Entrepreneur / Artist
I don’t know why I’ve chosen the weirdest pair of shoes, but I’m going to tell you about them. I have a pair of shoes that I got in this small town in Italy. And I picked them up when I was visiting a friend who was living there at the time. I remember we were walking around the town and I was like, “let’s go buy shoes” because that is something you do in Italy. They were 40 euros, really cheap, made of leather and suede — and the style is called monk strap shoes.
When I’m wearing them the inside is slick, and they are loose and very comfortable. I’ve always enjoyed wearing them on nice days or when the weather is cool ... or when I go dancing. They're fantastic dancing shoes.
And the reason that they evoke these amazing memories is simply because I was with one of my favorite people on earth when I bought them, and now every single time I put them on I remember her.
And I remember all of the amazing people that I’ve met in them — or that I have hung out with in them — because of the fact that they’re these fun “let’s go out and go dancing” shoes. So every single time I wear them they just remind me of that comfort. And of the fun experiences with friends and people that I really care about.
That said, they are dying. I’ve had them resoled three times. Every single time I bring them in, I ask the guy who resoles them, “Can I … Can I get the heel redone again?” and he’s always like “Umm … If you want to?” ... He’s judging me for trying to repair shoes like that. And I get it, I get it, they’re cheap shoes. But they hold these memories for me that I feel really good about.
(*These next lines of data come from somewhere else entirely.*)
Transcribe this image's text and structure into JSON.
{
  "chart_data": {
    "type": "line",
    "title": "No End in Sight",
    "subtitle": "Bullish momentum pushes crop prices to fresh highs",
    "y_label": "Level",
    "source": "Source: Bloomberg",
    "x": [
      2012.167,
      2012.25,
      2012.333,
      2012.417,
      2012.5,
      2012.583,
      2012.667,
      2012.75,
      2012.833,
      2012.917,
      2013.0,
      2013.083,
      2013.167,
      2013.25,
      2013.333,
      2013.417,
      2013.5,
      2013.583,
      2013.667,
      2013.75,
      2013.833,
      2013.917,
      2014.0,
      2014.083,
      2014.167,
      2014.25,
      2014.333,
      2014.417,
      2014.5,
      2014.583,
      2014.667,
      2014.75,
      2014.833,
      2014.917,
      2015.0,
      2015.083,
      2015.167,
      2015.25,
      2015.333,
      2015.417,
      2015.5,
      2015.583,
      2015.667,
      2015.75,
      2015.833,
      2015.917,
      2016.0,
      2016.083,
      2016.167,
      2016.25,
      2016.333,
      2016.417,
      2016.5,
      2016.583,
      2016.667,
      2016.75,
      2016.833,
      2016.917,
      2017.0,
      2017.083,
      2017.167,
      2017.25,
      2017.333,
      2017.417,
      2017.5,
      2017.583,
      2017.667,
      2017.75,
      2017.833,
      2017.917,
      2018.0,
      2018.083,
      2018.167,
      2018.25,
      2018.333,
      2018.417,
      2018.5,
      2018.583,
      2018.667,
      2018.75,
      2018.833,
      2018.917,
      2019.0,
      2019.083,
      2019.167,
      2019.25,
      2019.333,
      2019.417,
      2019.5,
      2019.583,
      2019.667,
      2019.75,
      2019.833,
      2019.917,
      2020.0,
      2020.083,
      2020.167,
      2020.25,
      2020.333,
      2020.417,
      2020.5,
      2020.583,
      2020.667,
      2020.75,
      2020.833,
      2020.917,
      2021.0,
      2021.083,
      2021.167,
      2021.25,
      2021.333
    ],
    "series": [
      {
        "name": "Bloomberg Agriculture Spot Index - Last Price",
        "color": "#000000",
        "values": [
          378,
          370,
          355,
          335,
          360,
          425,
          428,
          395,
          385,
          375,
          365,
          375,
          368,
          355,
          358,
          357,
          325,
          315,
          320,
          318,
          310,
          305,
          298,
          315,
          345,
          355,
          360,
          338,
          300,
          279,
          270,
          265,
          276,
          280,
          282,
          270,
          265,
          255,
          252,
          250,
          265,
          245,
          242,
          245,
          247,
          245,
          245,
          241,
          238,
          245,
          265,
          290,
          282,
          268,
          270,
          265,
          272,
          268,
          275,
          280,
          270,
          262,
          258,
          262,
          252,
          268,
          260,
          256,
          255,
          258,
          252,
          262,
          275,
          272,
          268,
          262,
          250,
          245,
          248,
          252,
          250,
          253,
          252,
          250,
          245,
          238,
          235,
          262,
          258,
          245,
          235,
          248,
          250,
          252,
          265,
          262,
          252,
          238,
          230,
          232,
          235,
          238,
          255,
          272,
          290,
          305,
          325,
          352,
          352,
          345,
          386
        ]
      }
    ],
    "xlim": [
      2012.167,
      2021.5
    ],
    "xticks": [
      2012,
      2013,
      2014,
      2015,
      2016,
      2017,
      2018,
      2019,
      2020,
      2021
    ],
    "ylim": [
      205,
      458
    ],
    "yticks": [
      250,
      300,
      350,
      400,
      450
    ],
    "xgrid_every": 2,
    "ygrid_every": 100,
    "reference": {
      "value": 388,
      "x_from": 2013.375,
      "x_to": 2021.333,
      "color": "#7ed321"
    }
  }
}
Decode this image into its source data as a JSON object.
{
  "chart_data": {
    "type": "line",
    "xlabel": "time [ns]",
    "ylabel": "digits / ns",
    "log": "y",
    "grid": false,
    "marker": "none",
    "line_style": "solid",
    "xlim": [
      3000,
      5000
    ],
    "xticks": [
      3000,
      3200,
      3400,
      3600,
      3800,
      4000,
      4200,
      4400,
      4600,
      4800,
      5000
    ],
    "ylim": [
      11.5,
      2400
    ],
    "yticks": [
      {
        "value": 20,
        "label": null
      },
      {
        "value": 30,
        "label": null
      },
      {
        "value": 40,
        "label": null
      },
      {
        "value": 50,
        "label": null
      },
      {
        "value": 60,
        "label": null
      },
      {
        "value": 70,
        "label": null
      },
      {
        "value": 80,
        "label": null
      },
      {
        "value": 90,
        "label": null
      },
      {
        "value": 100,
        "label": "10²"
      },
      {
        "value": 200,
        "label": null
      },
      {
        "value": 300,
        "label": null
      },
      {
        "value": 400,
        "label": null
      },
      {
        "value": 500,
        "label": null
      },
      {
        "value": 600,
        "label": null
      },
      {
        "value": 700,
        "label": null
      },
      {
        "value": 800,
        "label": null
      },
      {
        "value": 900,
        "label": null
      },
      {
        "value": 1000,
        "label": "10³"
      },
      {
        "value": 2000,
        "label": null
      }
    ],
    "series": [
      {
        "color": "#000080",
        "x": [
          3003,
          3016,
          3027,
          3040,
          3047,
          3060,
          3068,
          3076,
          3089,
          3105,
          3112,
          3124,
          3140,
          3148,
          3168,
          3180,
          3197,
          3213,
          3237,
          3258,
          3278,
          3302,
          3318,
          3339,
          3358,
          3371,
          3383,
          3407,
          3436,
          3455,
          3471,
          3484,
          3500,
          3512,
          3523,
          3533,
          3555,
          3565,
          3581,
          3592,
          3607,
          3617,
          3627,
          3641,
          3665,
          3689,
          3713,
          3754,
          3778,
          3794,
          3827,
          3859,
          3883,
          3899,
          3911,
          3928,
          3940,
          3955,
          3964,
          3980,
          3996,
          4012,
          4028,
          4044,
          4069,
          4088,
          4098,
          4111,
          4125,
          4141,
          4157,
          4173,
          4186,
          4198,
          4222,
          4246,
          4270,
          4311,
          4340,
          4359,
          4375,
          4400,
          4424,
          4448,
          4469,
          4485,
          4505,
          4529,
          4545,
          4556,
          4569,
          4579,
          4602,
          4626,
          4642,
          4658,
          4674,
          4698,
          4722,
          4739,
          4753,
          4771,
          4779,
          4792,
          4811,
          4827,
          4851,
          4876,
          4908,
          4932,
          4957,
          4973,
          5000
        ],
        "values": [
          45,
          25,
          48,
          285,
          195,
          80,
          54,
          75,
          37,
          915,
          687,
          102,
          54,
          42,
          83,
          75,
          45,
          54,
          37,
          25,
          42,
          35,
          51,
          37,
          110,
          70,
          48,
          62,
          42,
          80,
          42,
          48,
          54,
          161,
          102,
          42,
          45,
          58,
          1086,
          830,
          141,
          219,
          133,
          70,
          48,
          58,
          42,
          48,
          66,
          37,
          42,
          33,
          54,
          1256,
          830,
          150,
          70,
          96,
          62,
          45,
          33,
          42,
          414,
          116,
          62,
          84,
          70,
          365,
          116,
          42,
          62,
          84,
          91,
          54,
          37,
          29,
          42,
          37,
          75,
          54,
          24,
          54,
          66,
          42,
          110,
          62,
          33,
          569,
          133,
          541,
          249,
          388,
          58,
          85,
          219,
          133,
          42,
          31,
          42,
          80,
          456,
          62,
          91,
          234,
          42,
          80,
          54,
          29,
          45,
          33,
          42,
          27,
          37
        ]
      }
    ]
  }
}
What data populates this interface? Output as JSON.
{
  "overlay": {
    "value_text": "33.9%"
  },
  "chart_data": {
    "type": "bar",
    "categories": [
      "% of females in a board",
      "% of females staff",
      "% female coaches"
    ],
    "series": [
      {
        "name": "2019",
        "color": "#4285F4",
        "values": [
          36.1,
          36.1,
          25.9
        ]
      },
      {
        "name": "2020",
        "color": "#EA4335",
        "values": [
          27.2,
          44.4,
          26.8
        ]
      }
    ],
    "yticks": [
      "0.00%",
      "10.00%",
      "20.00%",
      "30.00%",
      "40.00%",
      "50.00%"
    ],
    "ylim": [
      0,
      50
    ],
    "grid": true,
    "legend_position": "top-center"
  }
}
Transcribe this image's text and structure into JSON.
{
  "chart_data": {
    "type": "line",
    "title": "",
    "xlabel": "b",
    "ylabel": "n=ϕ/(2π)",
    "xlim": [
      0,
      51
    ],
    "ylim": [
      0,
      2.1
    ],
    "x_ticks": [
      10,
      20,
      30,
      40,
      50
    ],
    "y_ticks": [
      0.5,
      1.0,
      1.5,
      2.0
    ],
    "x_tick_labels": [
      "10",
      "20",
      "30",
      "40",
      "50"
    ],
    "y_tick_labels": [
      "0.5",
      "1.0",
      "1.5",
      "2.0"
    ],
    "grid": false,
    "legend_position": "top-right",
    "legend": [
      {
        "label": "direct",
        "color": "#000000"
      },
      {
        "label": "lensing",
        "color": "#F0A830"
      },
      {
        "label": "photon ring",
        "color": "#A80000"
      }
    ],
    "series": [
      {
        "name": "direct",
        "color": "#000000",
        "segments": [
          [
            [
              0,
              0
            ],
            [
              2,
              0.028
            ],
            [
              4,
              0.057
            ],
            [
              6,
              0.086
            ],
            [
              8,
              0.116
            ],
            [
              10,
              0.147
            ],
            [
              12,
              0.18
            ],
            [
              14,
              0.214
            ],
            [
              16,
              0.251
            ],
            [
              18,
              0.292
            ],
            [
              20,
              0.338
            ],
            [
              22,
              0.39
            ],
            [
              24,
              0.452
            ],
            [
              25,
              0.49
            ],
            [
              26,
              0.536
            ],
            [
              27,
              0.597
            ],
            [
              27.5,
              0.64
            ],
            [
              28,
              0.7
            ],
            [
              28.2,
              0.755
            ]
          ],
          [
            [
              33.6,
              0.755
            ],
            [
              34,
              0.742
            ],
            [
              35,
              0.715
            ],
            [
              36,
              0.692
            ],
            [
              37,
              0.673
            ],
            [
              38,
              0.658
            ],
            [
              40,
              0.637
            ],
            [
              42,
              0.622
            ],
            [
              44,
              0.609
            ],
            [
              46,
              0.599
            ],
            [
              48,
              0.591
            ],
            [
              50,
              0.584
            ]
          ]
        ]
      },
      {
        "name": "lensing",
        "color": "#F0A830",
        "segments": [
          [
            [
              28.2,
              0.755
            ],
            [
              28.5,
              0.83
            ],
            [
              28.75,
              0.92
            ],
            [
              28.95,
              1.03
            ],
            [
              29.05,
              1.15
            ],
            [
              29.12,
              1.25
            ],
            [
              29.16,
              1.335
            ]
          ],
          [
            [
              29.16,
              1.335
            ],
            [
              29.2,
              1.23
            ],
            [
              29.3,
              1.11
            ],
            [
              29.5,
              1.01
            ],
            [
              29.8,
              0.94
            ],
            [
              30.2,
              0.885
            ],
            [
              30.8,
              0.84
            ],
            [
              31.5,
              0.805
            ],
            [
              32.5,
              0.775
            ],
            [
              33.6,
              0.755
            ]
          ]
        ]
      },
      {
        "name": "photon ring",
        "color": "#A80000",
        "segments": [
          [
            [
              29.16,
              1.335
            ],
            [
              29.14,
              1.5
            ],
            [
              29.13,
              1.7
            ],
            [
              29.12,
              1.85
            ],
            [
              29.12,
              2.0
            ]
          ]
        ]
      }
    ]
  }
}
They’ve also recently taken an amputation, if I can say that. The monk strap is supposed to be two buckles, and two parts that go into the buckles, and somehow magically one of those has ripped off. But you know what? I still wear them.
I think these might even be a metaphor for friendships. How you go through hard times and weird experiences, and maybe you’ll do something absolutely insane. And even if it’s a bad thing and maybe your friendship is never quite the same; you’ll still always have that base experience of joy, and happiness, and goodness that you can always think back on and remember. They’re not the same, but they’re the reason that I have them in the first place.
And would I go out and buy shoes that are busted? No. But I have so much of a history with them now. They’re a part of my relationships now I guess, and they reflect a lot about that.